Iannetti P, Fabbri A, Meloni G, Moleti M L, Ulisse S, Mandelli F, Isidori A, Imperato C
Istituto di Clinica Pediatrica, Università di Roma, La Sapienza, Italy.
J Endocrinol Invest. 1989 Oct;12(9):623-9. doi: 10.1007/BF03350022.
Neurological disorders, such as seizures, are not infrequently associated with anti-leukemic therapy. It has been hypothesized that a disrupted peptidergic transmission between neurons could be the cellular basis of the neurological dysfunction. Since endogenous opioids have been recently found to alter neuronal function and possess anticonvulsant properties, the cerebrospinal fluid (CSF) immunoreactive beta-endorphin levels in children with Acute Lymphoblastic Leukemia (ALL) during chemotherapy and cranial irradiation have been studied. Twenty-seven children, 2 at low, 20 at medium and 5 with high risk ALL, undergoing prophylactic treatment for meningeal leukemia, entered the study.

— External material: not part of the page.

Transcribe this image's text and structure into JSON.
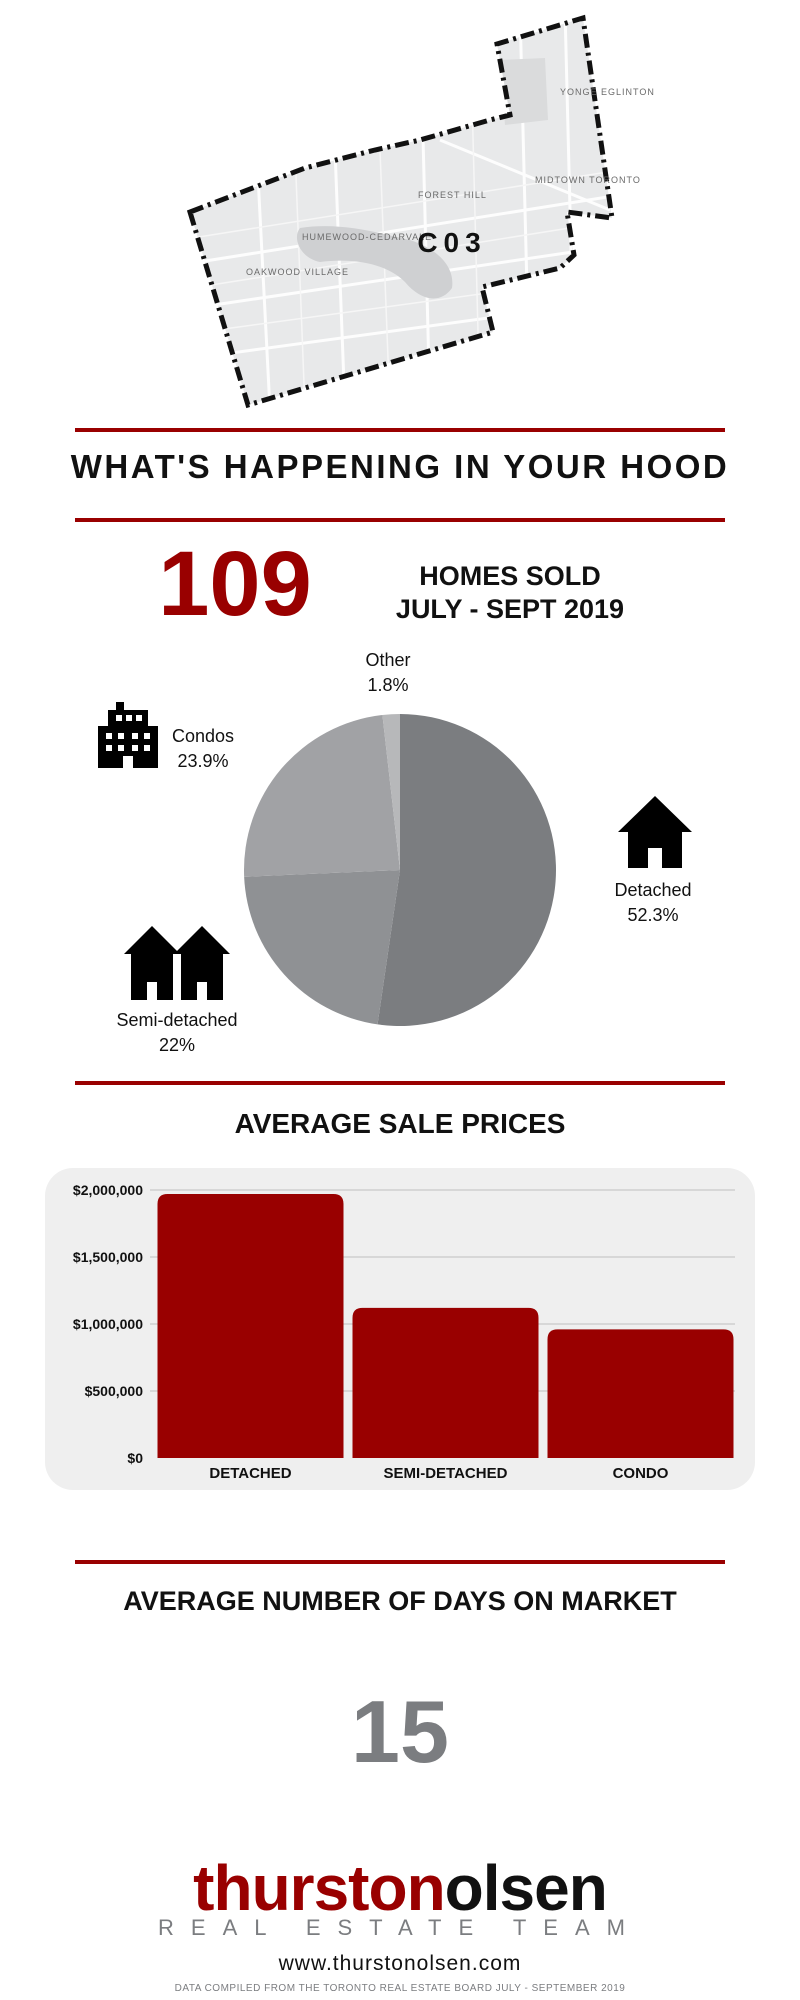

Sequential lumbar punctures with introduction of MTX combined with oral prednisone therapy were performed; each lumbar puncture sample was collected and assayed for immunoreactive beta-endorphin. All the patients studied showed a biphasic profile of the peptide with the minimum levels reached during the induction (days 14-28) and the maximum levels detected at the end of the intensification chemotherapy (days 49-55). In the 3 groups the beta-endorphin decrease corresponded to the period of prednisone therapy; the increase was concomitant with the suspension of oral glucocorticoids. 3 patients showed tonic-clonic seizures which coincided with the lowest cerebrospinal fluid beta-endorphin levels and, in the follow-up, 13 out of 27 patients displayed EEG abnormalities. From these findings a relationship between cerebrospinal fluid beta-endorphin concentrations and neuronal excitability in patients with ALL can be suggested. It is also evidenced that oral glucocorticoid therapy has profound inhibitory effects on central beta-endorphin levels.
神经系统疾病,如癫痫发作,与抗白血病治疗常常相关。据推测,神经元之间肽能传递的破坏可能是神经功能障碍的细胞基础。由于最近发现内源性阿片类物质可改变神经元功能并具有抗惊厥特性,因此对急性淋巴细胞白血病(ALL)患儿在化疗和头颅照射期间脑脊液(CSF)中免疫反应性β-内啡肽水平进行了研究。27名接受脑膜白血病预防性治疗的患儿进入研究,其中2名低危、20名中危和5名高危ALL患儿。进行了序贯腰椎穿刺并引入甲氨蝶呤联合口服泼尼松治疗;每次腰椎穿刺采集样本并检测免疫反应性β-内啡肽。所有研究患者的该肽均呈现双相变化,在诱导期(第14 - 28天)达到最低水平,在强化化疗结束时(第49 - 55天)检测到最高水平。在3组中,β-内啡肽的降低与泼尼松治疗期相对应;升高与口服糖皮质激素的停用同时发生。3名患者出现强直阵挛性发作,与脑脊液中β-内啡肽最低水平一致,且在随访中,27名患者中有13名脑电图异常。从这些发现可以推测ALL患者脑脊液β-内啡肽浓度与神经元兴奋性之间存在关联。还证明口服糖皮质激素治疗对中枢β-内啡肽水平有深远的抑制作用。